What’s new is the cops and the tour groups – predator and prey acting out life’s struggles in the tapestry of real-time. The cops all have new, shiny cars with big shiny officers driving them – they look like the military wing of Uber that married into some type of off-site international security company. Every time I saw one, and there were lots of sightings, they had either a rental motorcycle tourist or a rental big car tourist pulled over to the side of the road while writing them a ticket. I hope that they strangle off the goose sooner than later, so I can return to this section of Americana in peace. This part of the trip has become a deal breaking bummer.
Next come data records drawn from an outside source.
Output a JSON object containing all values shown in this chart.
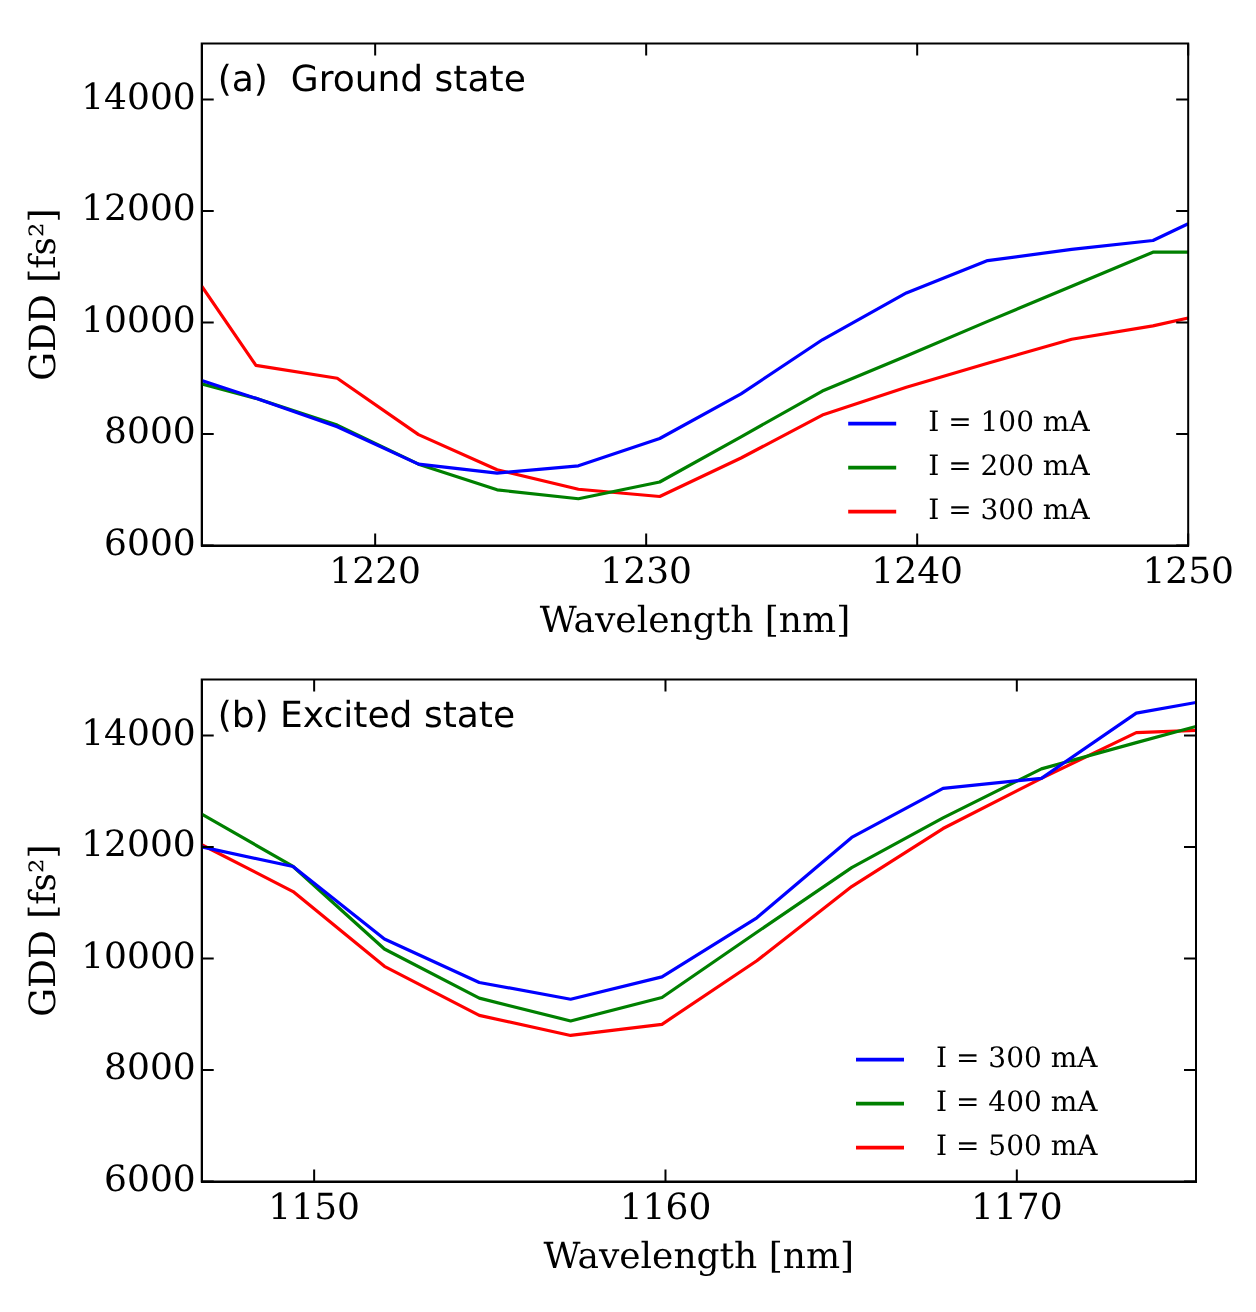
{
  "chart_data": [
    {
      "type": "line",
      "title": "(a)  Ground state",
      "xlabel": "Wavelength [nm]",
      "ylabel": "GDD [fs²]",
      "x": [
        1213.6,
        1215.6,
        1218.6,
        1221.6,
        1224.5,
        1227.5,
        1230.5,
        1233.5,
        1236.5,
        1239.6,
        1242.6,
        1245.7,
        1248.7,
        1250
      ],
      "series": [
        {
          "name": "I = 100 mA",
          "color": "#0000ff",
          "values": [
            8960,
            8640,
            8130,
            7460,
            7300,
            7430,
            7920,
            8720,
            9690,
            10530,
            11110,
            11310,
            11470,
            11770
          ]
        },
        {
          "name": "I = 200 mA",
          "color": "#008000",
          "values": [
            8900,
            8640,
            8160,
            7460,
            7000,
            6840,
            7140,
            7950,
            8770,
            9400,
            10020,
            10650,
            11260,
            11260
          ]
        },
        {
          "name": "I = 300 mA",
          "color": "#ff0000",
          "values": [
            10650,
            9230,
            9000,
            7990,
            7360,
            7010,
            6880,
            7570,
            8340,
            8840,
            9270,
            9700,
            9940,
            10080
          ]
        }
      ],
      "xlim": [
        1213.6,
        1250
      ],
      "xticks": [
        1220,
        1230,
        1240,
        1250
      ],
      "ylim": [
        6000,
        15000
      ],
      "yticks": [
        6000,
        8000,
        10000,
        12000,
        14000
      ],
      "grid": false,
      "legend": "bottom right",
      "line_style": "solid",
      "marker": "none"
    },
    {
      "type": "line",
      "title": "(b) Excited state",
      "xlabel": "Wavelength [nm]",
      "ylabel": "GDD [fs²]",
      "x": [
        1146.8,
        1149.4,
        1152.0,
        1154.7,
        1157.3,
        1159.9,
        1162.6,
        1165.3,
        1167.9,
        1170.7,
        1173.4,
        1175.1
      ],
      "series": [
        {
          "name": "I = 300 mA",
          "color": "#0000ff",
          "values": [
            12000,
            11650,
            10350,
            9570,
            9270,
            9670,
            10730,
            12170,
            13050,
            13230,
            14400,
            14590
          ]
        },
        {
          "name": "I = 400 mA",
          "color": "#008000",
          "values": [
            12590,
            11650,
            10170,
            9290,
            8880,
            9300,
            10470,
            11630,
            12520,
            13400,
            13870,
            14160
          ]
        },
        {
          "name": "I = 500 mA",
          "color": "#ff0000",
          "values": [
            12040,
            11200,
            9860,
            8980,
            8620,
            8820,
            9960,
            11290,
            12330,
            13230,
            14050,
            14090
          ]
        }
      ],
      "xlim": [
        1146.8,
        1175.1
      ],
      "xticks": [
        1150,
        1160,
        1170
      ],
      "ylim": [
        6000,
        15000
      ],
      "yticks": [
        6000,
        8000,
        10000,
        12000,
        14000
      ],
      "grid": false,
      "legend": "bottom right",
      "line_style": "solid",
      "marker": "none"
    }
  ]
}
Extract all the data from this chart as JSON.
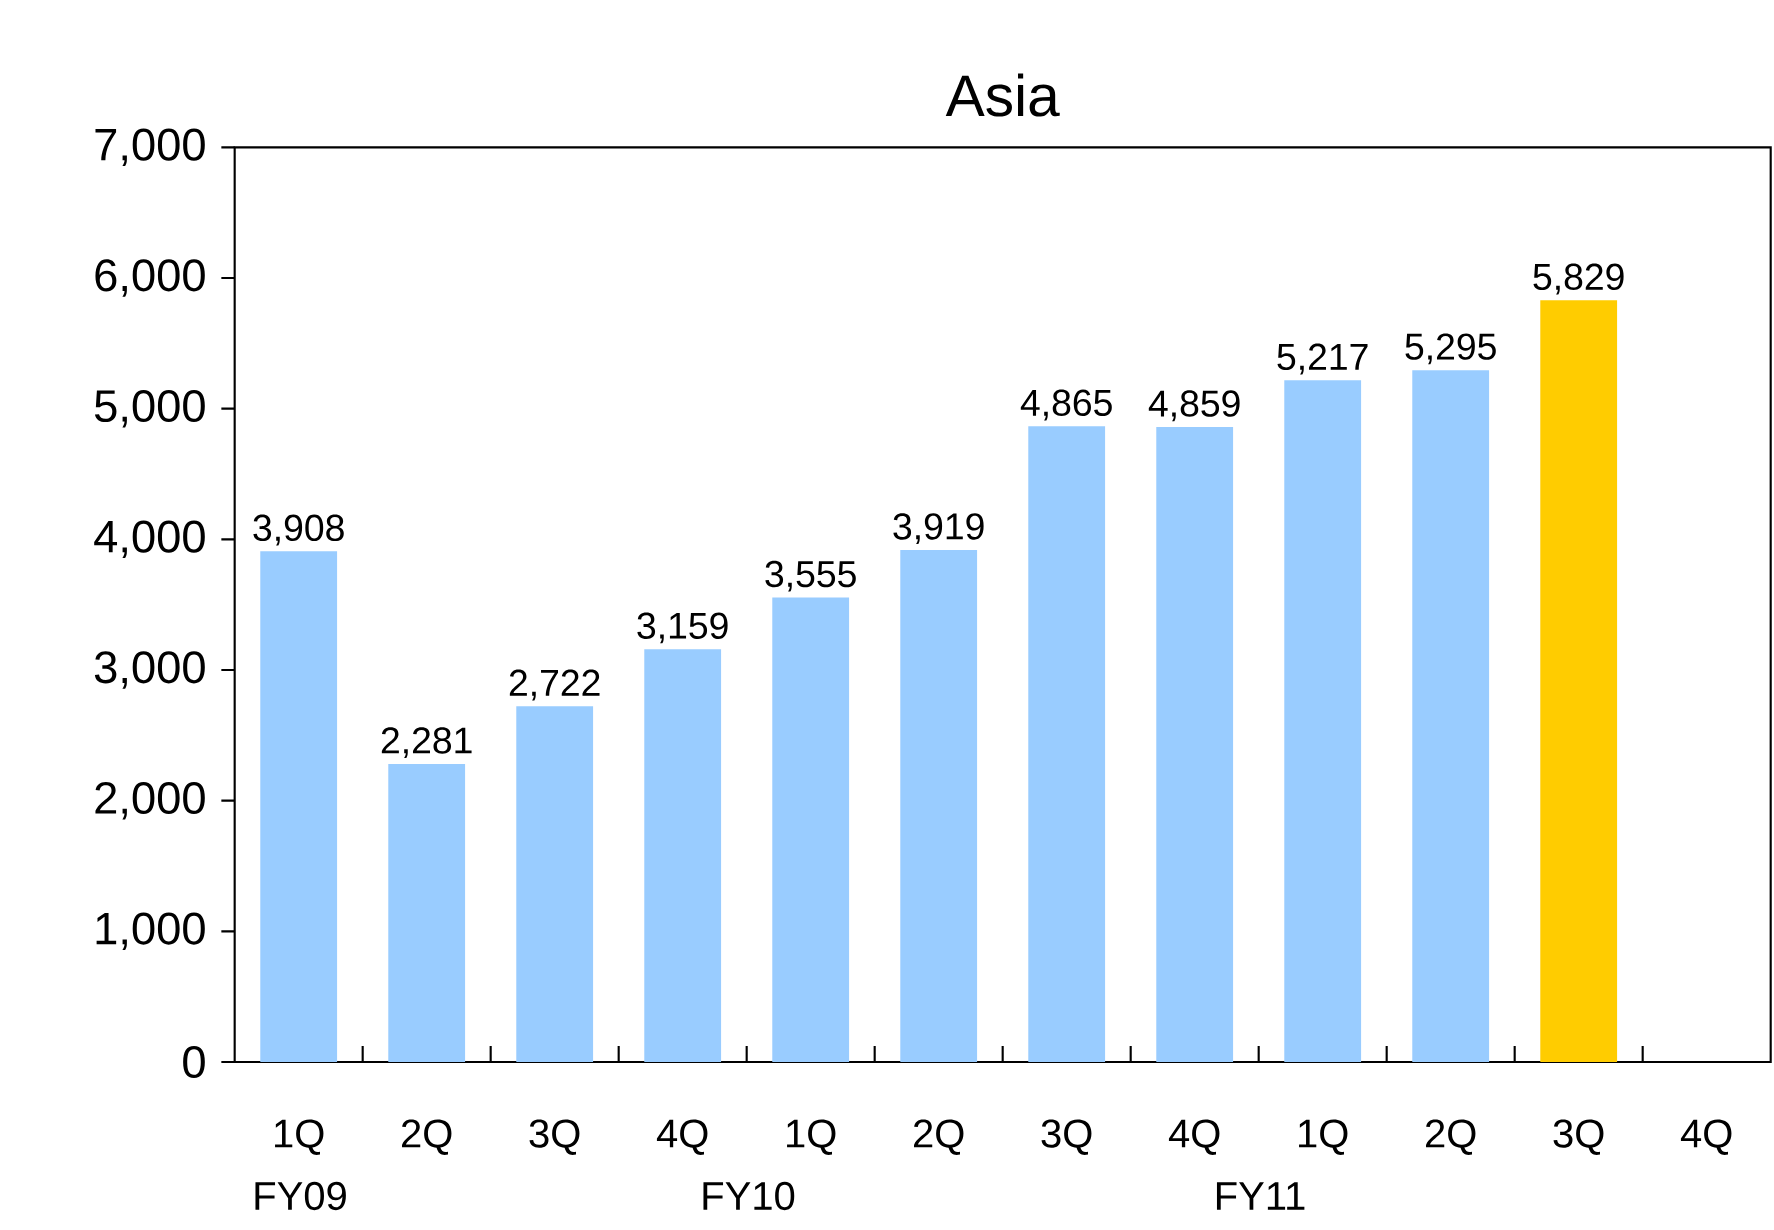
{
  "chart_data": {
    "type": "bar",
    "title": "Asia",
    "categories": [
      "1Q",
      "2Q",
      "3Q",
      "4Q",
      "1Q",
      "2Q",
      "3Q",
      "4Q",
      "1Q",
      "2Q",
      "3Q",
      "4Q"
    ],
    "values": [
      3908,
      2281,
      2722,
      3159,
      3555,
      3919,
      4865,
      4859,
      5217,
      5295,
      5829,
      null
    ],
    "value_labels": [
      "3,908",
      "2,281",
      "2,722",
      "3,159",
      "3,555",
      "3,919",
      "4,865",
      "4,859",
      "5,217",
      "5,295",
      "5,829",
      null
    ],
    "colors": [
      "#99ccff",
      "#99ccff",
      "#99ccff",
      "#99ccff",
      "#99ccff",
      "#99ccff",
      "#99ccff",
      "#99ccff",
      "#99ccff",
      "#99ccff",
      "#ffcc00",
      "#99ccff"
    ],
    "ylim": [
      0,
      7000
    ],
    "yticks": [
      0,
      {
        "value": 1000,
        "label": "1,000"
      },
      {
        "value": 2000,
        "label": "2,000"
      },
      {
        "value": 3000,
        "label": "3,000"
      },
      {
        "value": 4000,
        "label": "4,000"
      },
      {
        "value": 5000,
        "label": "5,000"
      },
      {
        "value": 6000,
        "label": "6,000"
      },
      {
        "value": 7000,
        "label": "7,000"
      }
    ],
    "annotations": [
      "FY09",
      "FY10",
      "FY11"
    ],
    "grid": false
  }
}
It’s like being in a living shark week, but with Germans.

I made it to Seligman and stopped at the old hotel my family had been stranded at 50+ years ago. (Our station wagon had broken down in the middle of nowhere and for a few days, while waiting for parts, we were stuck at the Stagecoach motel until it was fixed).  It was about a mile outside of the main part of Seligman and back in business, reborn as a retro route-66 way station, complete with a loud bar and an eatery that advertised ‘made from scratch’ pizza’. The pool was gone, having be filled in with dirt thirty years ago, but the memories were still there waiting for me to dig them up. It was taunting me.

 I backed out of the gravel entrance (after taking a picture) and fled back the way I came, happy to have survived the trip so far and anxious to get back home to the now. I left feeling lucky that I hadn’t burst out in tears or had the irrational terrors of an imagined German forest overcome me.

 I think I will stay at the Stagecoach motel for a few days next time and try to connect with the things I’ve left behind. I still remember my mom typing away at some literary project while abandoning her children to the fun and sun, (benign neglect in its finest form)., It might be good for me.

St. Augustine, after his confession to god of his desire to rid himself of his sinful ways, added, ‘but not now.’ I totally understood as I quickly drove westward out of town.